We are not aware of other studies comparing IVF-MNC with IUI-COH. We might have overestimated the costs for IVF-MNC as we used the same prices for the intervention as for IVF-SET, while oocyte retrieval, and the laboratory phase are less laborious when there is only one oocyte. The only available cost-effectiveness evaluation of three to six cycles of IVF-MNC compared with one cycle of IVF-SET was performed in couples with an indication for IVF and found that IVF-MNC was not cost-effective, even after correcting for less labour intensive IVF-MNC (Groen et al., 2013).

Another reason why IVF-MNC was considered a more cost-effective form of IVF in the past was because multiple pregnancy rates and OHSS rates were reduced compared with regular IVF. However, in our trial, multiple pregnancy rates were comparable for all interventions and OHSS was so rare that we expected its effects on the cost-effectiveness to be negligible. Thus, we cannot find evidence to support these alleged advantages of IVF-MNC. Although we did not explicitly investigate burdensomeness of treatments, IVF-MNC did result in more cancellations and as we found that IUI-COH is dominant over IVF-MNC, we feel there is no evidence to support offering IVF-MNC to couples with unexplained or mild male subfertility as a first-line treatment. When considering second-line treatments, IVF-SET has the vital advantage of cryo embryos with increasing success rates that are now larger than those for fresh embryos (Wong et al., 2014). Thus, also from this perspective IVF-MNC loses much of its former appeal.
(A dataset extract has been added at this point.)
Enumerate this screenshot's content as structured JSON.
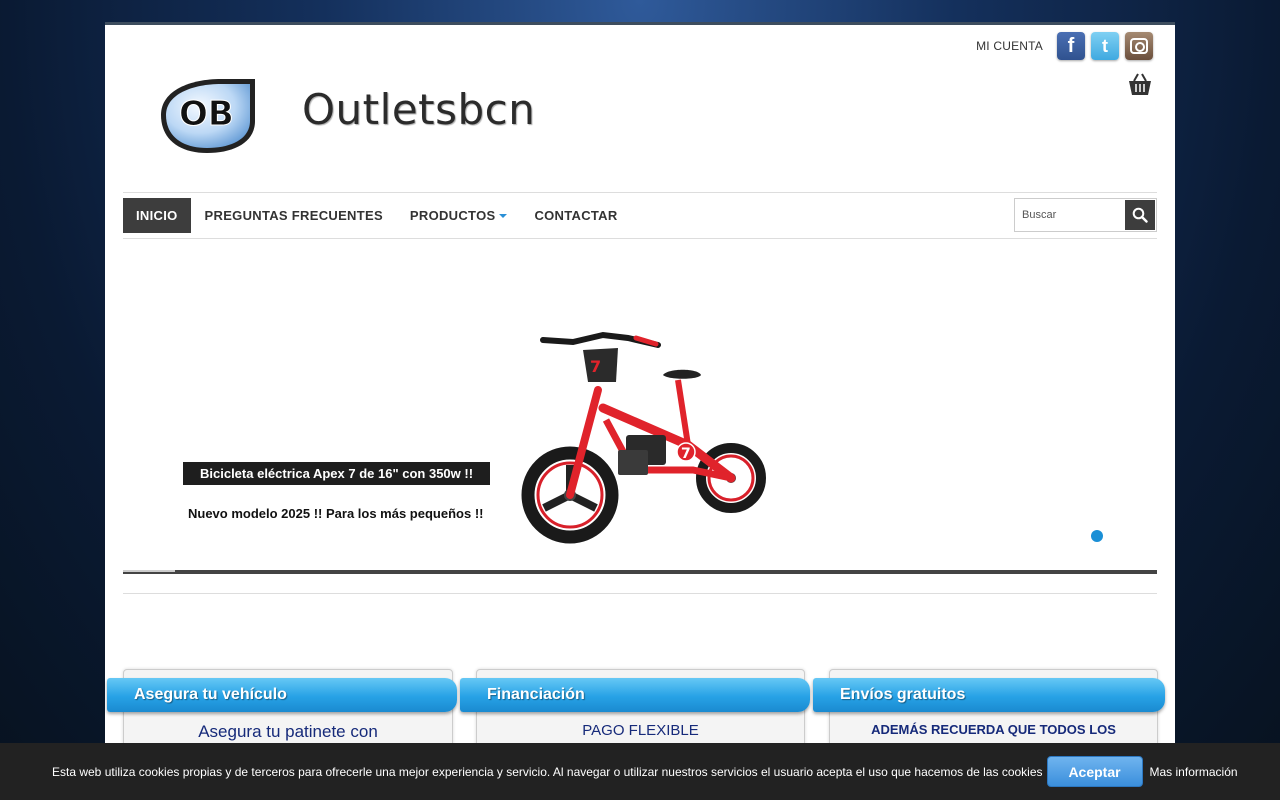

To decide whether IVF-SET is more cost-effective than IUI-COH, the monetary value that society is willing to pay for increasing pregnancy rates is crucial. The problem is that this willingness-to-pay for a new life, which is a biological and fundamental need for couples with a child wish, is difficult to assess and so far remains a conundrum. A contingent valuation survey was performed in the nineties in the United States where among 150 couples of child-bearing age the willingness to pay was 180 000 US dollars for a 10% chance of having a child through IVF (Neumann and Johannesson, 1994). No other estimates of the willingness to pay for a live birth have been reported since, and it is quite plausible that this varies for different countries and societies. In an attempt to attach a monetary value for a live birth, the NICE guidelines have chosen quality adjusted life years (QALY's) in their economic evaluation of artificial reproductive techniques. This poses a challenge as QALY's typically express health gains in living patients, while reproduction deals with the health of individuals that have not yet been conceived (Chambers et al., 2013).
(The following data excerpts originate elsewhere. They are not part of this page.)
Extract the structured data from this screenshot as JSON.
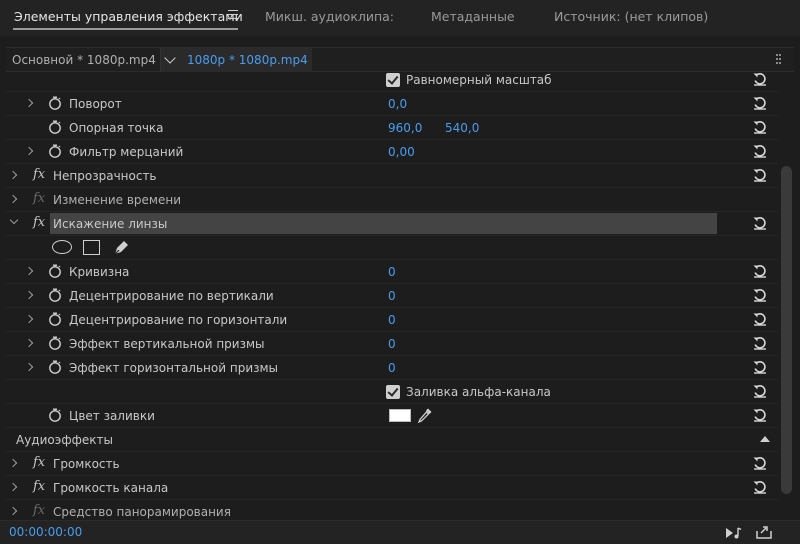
{
  "tabs": {
    "effect_controls": "Элементы управления эффектами",
    "audio_clip_mixer": "Микш. аудиоклипа:",
    "metadata": "Метаданные",
    "source": "Источник: (нет клипов)"
  },
  "clip_tabs": {
    "master": "Основной * 1080p.mp4",
    "sequence": "1080p * 1080p.mp4"
  },
  "rows": {
    "uniform_scale": "Равномерный масштаб",
    "rotation": {
      "label": "Поворот",
      "value": "0,0"
    },
    "anchor_point": {
      "label": "Опорная точка",
      "x": "960,0",
      "y": "540,0"
    },
    "anti_flicker": {
      "label": "Фильтр мерцаний",
      "value": "0,00"
    },
    "opacity": "Непрозрачность",
    "time_remapping": "Изменение времени",
    "lens_distortion": "Искажение линзы",
    "curvature": {
      "label": "Кривизна",
      "value": "0"
    },
    "vertical_decentering": {
      "label": "Децентрирование по вертикали",
      "value": "0"
    },
    "horizontal_decentering": {
      "label": "Децентрирование по горизонтали",
      "value": "0"
    },
    "vertical_prism_fx": {
      "label": "Эффект вертикальной призмы",
      "value": "0"
    },
    "horizontal_prism_fx": {
      "label": "Эффект горизонтальной призмы",
      "value": "0"
    },
    "fill_alpha": "Заливка альфа-канала",
    "fill_color": "Цвет заливки"
  },
  "audio": {
    "section_title": "Аудиоэффекты",
    "volume": "Громкость",
    "channel_volume": "Громкость канала",
    "panner": "Средство панорамирования"
  },
  "footer": {
    "timecode": "00:00:00:00"
  },
  "colors": {
    "accent_blue": "#4a9cf0",
    "panel_bg": "#1d1d1d",
    "highlight_row": "#444444",
    "fill_color_swatch": "#ffffff"
  },
  "icons": {
    "stopwatch": "stopwatch-icon",
    "reset": "reset-icon",
    "fx": "fx-icon",
    "eyedropper": "eyedropper-icon",
    "pen": "pen-mask-icon"
  }
}
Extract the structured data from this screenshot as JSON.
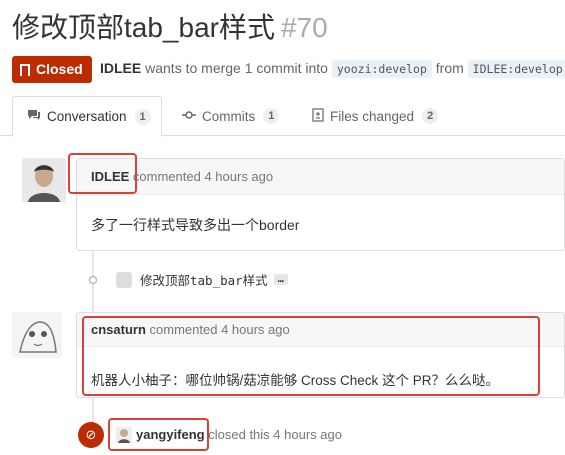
{
  "title": "修改顶部tab_bar样式",
  "number": "#70",
  "state": "Closed",
  "meta": {
    "author": "IDLEE",
    "text1": "wants to merge 1 commit into",
    "base_branch": "yoozi:develop",
    "text2": "from",
    "head_branch": "IDLEE:develop"
  },
  "tabs": [
    {
      "label": "Conversation",
      "count": "1"
    },
    {
      "label": "Commits",
      "count": "1"
    },
    {
      "label": "Files changed",
      "count": "2"
    }
  ],
  "comments": [
    {
      "author": "IDLEE",
      "time": "commented 4 hours ago",
      "body": "多了一行样式导致多出一个border"
    },
    {
      "author": "cnsaturn",
      "time": "commented 4 hours ago",
      "body": "机器人小柚子：哪位帅锅/菇凉能够 Cross Check 这个 PR？么么哒。"
    }
  ],
  "commit": {
    "message": "修改顶部tab_bar样式",
    "ellipsis": "…"
  },
  "closed_event": {
    "author": "yangyifeng",
    "text": "closed this 4 hours ago"
  },
  "colors": {
    "closed": "#bd2c00",
    "highlight": "#d9403a"
  }
}
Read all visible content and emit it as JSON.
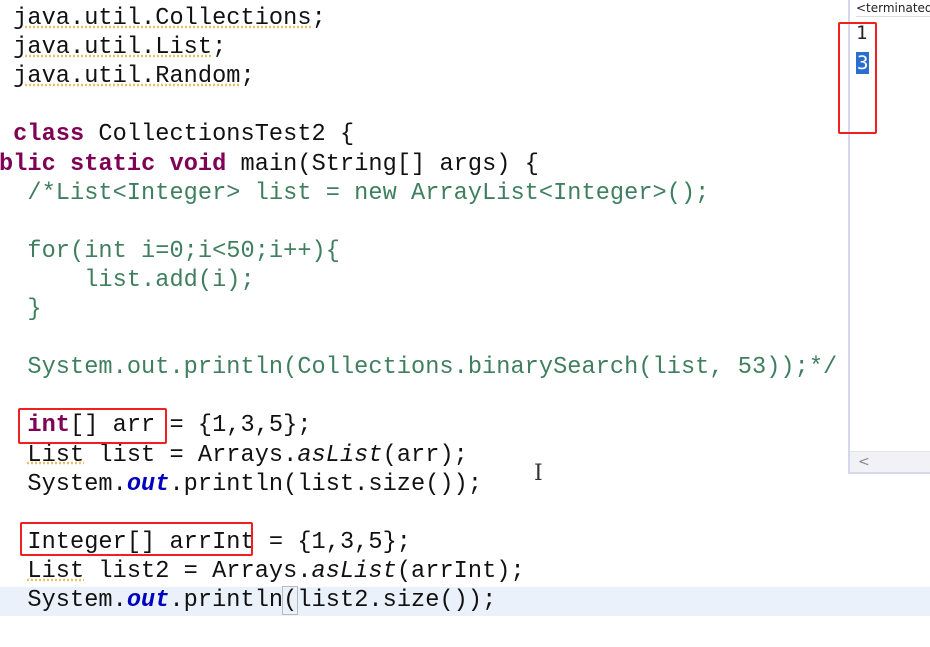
{
  "editor": {
    "lines": [
      {
        "row": 0,
        "col": 1,
        "tokens": [
          {
            "t": "java.util.Collections",
            "k": "warn"
          },
          {
            "t": ";"
          }
        ]
      },
      {
        "row": 1,
        "col": 1,
        "tokens": [
          {
            "t": "java.util.List",
            "k": "warn"
          },
          {
            "t": ";"
          }
        ]
      },
      {
        "row": 2,
        "col": 1,
        "tokens": [
          {
            "t": "java.util.Random",
            "k": "warn"
          },
          {
            "t": ";"
          }
        ]
      },
      {
        "row": 4,
        "col": 1,
        "tokens": [
          {
            "t": "class",
            "k": "kw"
          },
          {
            "t": " CollectionsTest2 {"
          }
        ]
      },
      {
        "row": 5,
        "col": 0,
        "tokens": [
          {
            "t": "blic static void",
            "k": "kw"
          },
          {
            "t": " main(String[] args) {"
          }
        ]
      },
      {
        "row": 6,
        "col": 2,
        "tokens": [
          {
            "t": "/*List<Integer> list = new ArrayList<Integer>();",
            "k": "cm"
          }
        ]
      },
      {
        "row": 8,
        "col": 2,
        "tokens": [
          {
            "t": "for(int i=0;i<50;i++){",
            "k": "cm"
          }
        ]
      },
      {
        "row": 9,
        "col": 2,
        "tokens": [
          {
            "t": "    list.add(i);",
            "k": "cm"
          }
        ]
      },
      {
        "row": 10,
        "col": 2,
        "tokens": [
          {
            "t": "}",
            "k": "cm"
          }
        ]
      },
      {
        "row": 12,
        "col": 2,
        "tokens": [
          {
            "t": "System.out.println(Collections.binarySearch(list, 53));*/",
            "k": "cm"
          }
        ]
      },
      {
        "row": 14,
        "col": 2,
        "tokens": [
          {
            "t": "int",
            "k": "kw"
          },
          {
            "t": "[] arr = {1,3,5};"
          }
        ]
      },
      {
        "row": 15,
        "col": 2,
        "tokens": [
          {
            "t": "List",
            "k": "warn"
          },
          {
            "t": " list = Arrays."
          },
          {
            "t": "asList",
            "k": "st"
          },
          {
            "t": "(arr);"
          }
        ]
      },
      {
        "row": 16,
        "col": 2,
        "tokens": [
          {
            "t": "System."
          },
          {
            "t": "out",
            "k": "fld"
          },
          {
            "t": ".println(list.size());"
          }
        ]
      },
      {
        "row": 18,
        "col": 2,
        "tokens": [
          {
            "t": "Integer[] arrInt = {1,3,5};"
          }
        ]
      },
      {
        "row": 19,
        "col": 2,
        "tokens": [
          {
            "t": "List",
            "k": "warn"
          },
          {
            "t": " list2 = Arrays."
          },
          {
            "t": "asList",
            "k": "st"
          },
          {
            "t": "(arrInt);"
          }
        ]
      },
      {
        "row": 20,
        "col": 2,
        "tokens": [
          {
            "t": "System."
          },
          {
            "t": "out",
            "k": "fld"
          },
          {
            "t": ".println"
          },
          {
            "t": "(",
            "k": "bracket-box"
          },
          {
            "t": "list2.size());"
          }
        ]
      }
    ],
    "current_line_row": 20
  },
  "console": {
    "header": "<terminated>",
    "output": [
      "1",
      "3"
    ],
    "selected_output_index": 1,
    "scroll_left_arrow": "<"
  },
  "annotation_color": "#f02020",
  "colors": {
    "keyword": "#7f0055",
    "comment": "#3f7f5f",
    "field": "#0000c0",
    "selection": "#2a6fd0"
  }
}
To complicate things further, the unit costs of the interventions also vary between countries. We estimated unit costs using prices from an academic centre in the Netherlands, but country-specific prices and assumptions need to be considered before generalizing these results to other countries. When using prices from a NHS teaching hospital, we found that the mean costs were higher for both IVF-SET and IUI-COH, leading to more costs per additional healthy child for IVF-SET compared with IUI-COH. In those countries where unit costs are even higher, such as the United States, it is likely that IVF will be even more expensive, yet that society may be willing to pay that higher price. To add to this discussion, funding for medically assisted reproduction also varies worldwide and is intimately linked to its use. Health care providers may have financial incentives to sell the most expensive intervention, irrespective of evidence of effectiveness and safety. Politicians, health care providers and subfertile couples should all have access to the same information, and ideally, the funding policies should be based on robust evidence, and otherwise should have no effects on the treatment options (Kamphuis et al., 2014).

The recently published NICE fertility guidelines recommend proceeding immediately to treatment with conventional IVF after a period of expectant management instead of routinely offering IUI-COH to couples with unexplained subfertility. To support this recommendation, the authors refer to the lack of evidence for the effectiveness of IUI-COH in couples with unexplained or mild male subfertility. We do agree that further research is required to compare extended expectant management to IUI-COH, but since we find no significant differences in effect of IVF compared with IUI-COH, we find the recommendation unsustainable.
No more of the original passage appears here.